La raffica fece volare schegge di legno per tutta la stanza e subito dopo sei o sette poliziotti fecero irruzione. Irene fu disarmata immediatamente mentre Marius, nonostante la feroce resistenza, venne immobilizzato e ammanettato. Un giovane commissario aiutò il sindaco a rimettersi in piedi. " Ho già fatto chiamare le ambulanze, a breve saranno qua. " Giuseppe osservò alcuni poliziotti slegare l'onorevole e Francesco, quindi riportò l'attenzione sull'uomo che li aveva salvati. " Ma come... come avete fatto, quel pazzo... " Il commissario annuì e continuò. " Dovete ringraziare un invitato ritardatario. Vi ha visti allontanarvi nella boscaglia, al momento non vi ha trovato nulla di strano, ma quando ha notato la gomma forata di quell'auto di lusso ha cominciato a sospettare. Ha atteso un po, poi ha parlato con suo figlio signor sindaco, è stato lui ad avvisarci. Non abbiamo fatto altro che seguire le vostre tracce, il resto lo conosce. "
La bara venne calata nella fossa e il sacerdote impartì la benedizione. Il sindaco, in prima fila, teneva per il braccio Francesco, l'onorevole era appena dietro.

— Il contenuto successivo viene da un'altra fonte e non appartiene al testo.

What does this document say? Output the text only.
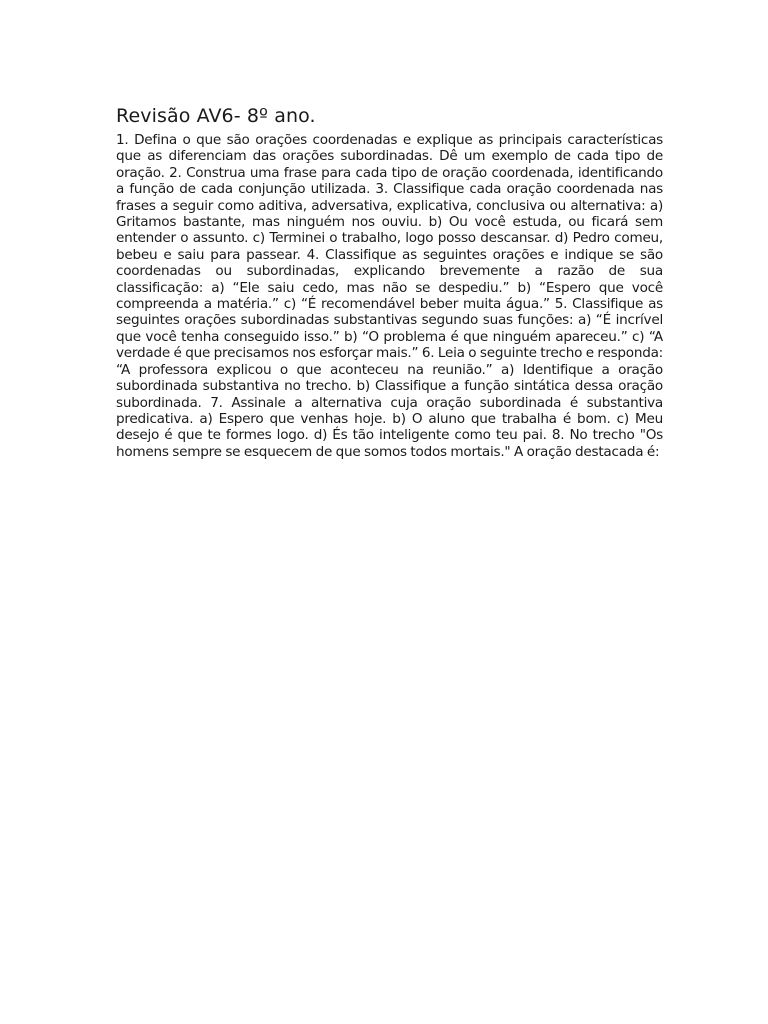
Revisão AV6- 8º ano.

1. Defina o que são orações coordenadas e explique as principais características que as diferenciam das orações subordinadas. Dê um exemplo de cada tipo de oração. 2. Construa uma frase para cada tipo de oração coordenada, identificando a função de cada conjunção utilizada. 3. Classifique cada oração coordenada nas frases a seguir como aditiva, adversativa, explicativa, conclusiva ou alternativa: a) Gritamos bastante, mas ninguém nos ouviu. b) Ou você estuda, ou ficará sem entender o assunto. c) Terminei o trabalho, logo posso descansar. d) Pedro comeu, bebeu e saiu para passear. 4. Classifique as seguintes orações e indique se são coordenadas ou subordinadas, explicando brevemente a razão de sua classificação: a) “Ele saiu cedo, mas não se despediu.” b) “Espero que você compreenda a matéria.” c) “É recomendável beber muita água.” 5. Classifique as seguintes orações subordinadas substantivas segundo suas funções: a) “É incrível que você tenha conseguido isso.” b) “O problema é que ninguém apareceu.” c) “A verdade é que precisamos nos esforçar mais.” 6. Leia o seguinte trecho e responda: “A professora explicou o que aconteceu na reunião.” a) Identifique a oração subordinada substantiva no trecho. b) Classifique a função sintática dessa oração subordinada. 7. Assinale a alternativa cuja oração subordinada é substantiva predicativa. a) Espero que venhas hoje. b) O aluno que trabalha é bom. c) Meu desejo é que te formes logo. d) És tão inteligente como teu pai. 8. No trecho "Os homens sempre se esquecem de que somos todos mortais." A oração destacada é:
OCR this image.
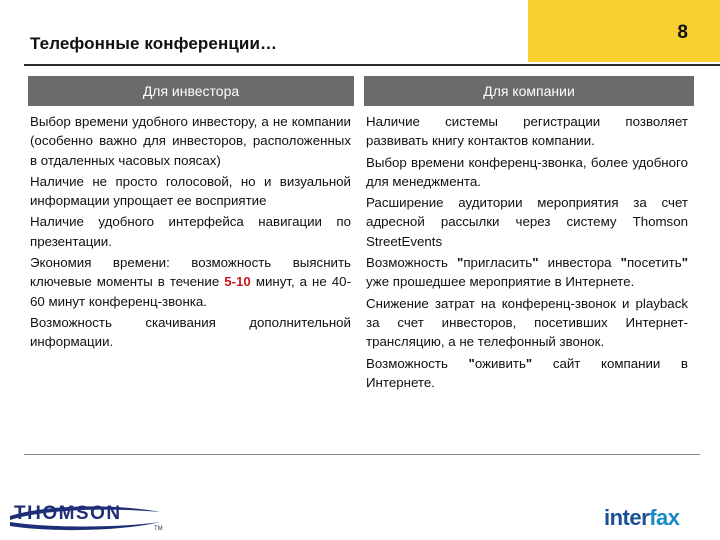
Телефонные конференции…
8
Для инвестора	Для компании
Выбор времени удобного инвестору, а не компании (особенно важно для инвесторов, расположенных в отдаленных часовых поясах)
Наличие не просто голосовой, но и визуальной информации упрощает ее восприятие
Наличие удобного интерфейса навигации по презентации.
Экономия времени: возможность выяснить ключевые моменты в течение 5-10 минут, а не 40-60 минут конференц-звонка.
Возможность скачивания дополнительной информации.
Наличие системы регистрации позволяет развивать книгу контактов компании.
Выбор времени конференц-звонка, более удобного для менеджмента.
Расширение аудитории мероприятия за счет адресной рассылки через систему Thomson StreetEvents
Возможность "пригласить" инвестора "посетить" уже прошедшее мероприятие в Интернете.
Снижение затрат на конференц-звонок и playback за счет инвесторов, посетивших Интернет-трансляцию, а не телефонный звонок.
Возможность "оживить" сайт компании в Интернете.
THOMSON
TM	interfax
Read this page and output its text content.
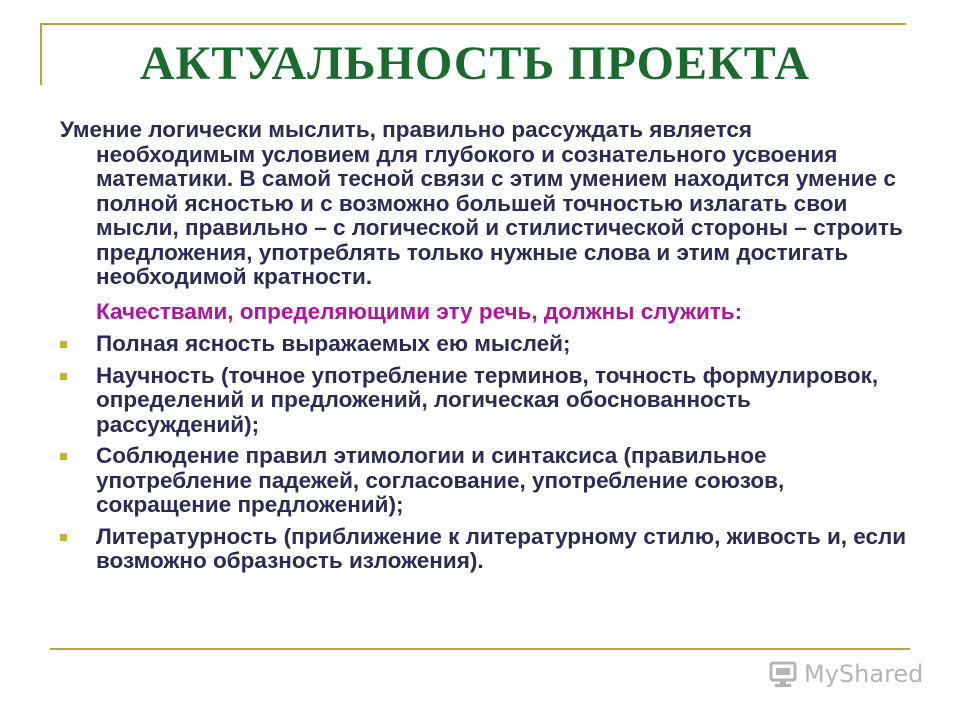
АКТУАЛЬНОСТЬ ПРОЕКТА

Умение логически мыслить, правильно рассуждать является необходимым условием для глубокого и сознательного усвоения математики. В самой тесной связи с этим умением находится умение с полной ясностью и с возможно большей точностью излагать свои мысли, правильно – с логической и стилистической стороны – строить предложения, употреблять только нужные слова и этим достигать необходимой кратности.

Качествами, определяющими эту речь, должны служить:
Полная ясность выражаемых ею мыслей;
Научность (точное употребление терминов, точность формулировок, определений и предложений, логическая обоснованность рассуждений);
Соблюдение правил этимологии и синтаксиса (правильное употребление падежей, согласование, употребление союзов, сокращение предложений);
Литературность (приближение к литературному стилю, живость и, если возможно образность изложения).
MyShared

Praticamente tutto il paese era presente alle esequie, il fatto aveva suscitato notevole impressione e anche coloro che non lo conoscevano avevano voluto rendere omaggio a Pietro. Quando uscirono dal piccolo cimitero trovarono il commissario ad aspettarli. Il poliziotto porse le condoglianze a Francesco e dopo essersi schiarito la voce continuò" Purtroppo devo darvi una cattiva notizia, Marius H. è fuggito stanotte dal carcere in cui era stato rinchiuso. Lo stiamo attivamente ricercando, ho ritenuto mio dovere avvisarvi." I tre uomini lo squadrarono ma non dissero nulla, lentamente si avviarono verso le loro automobili.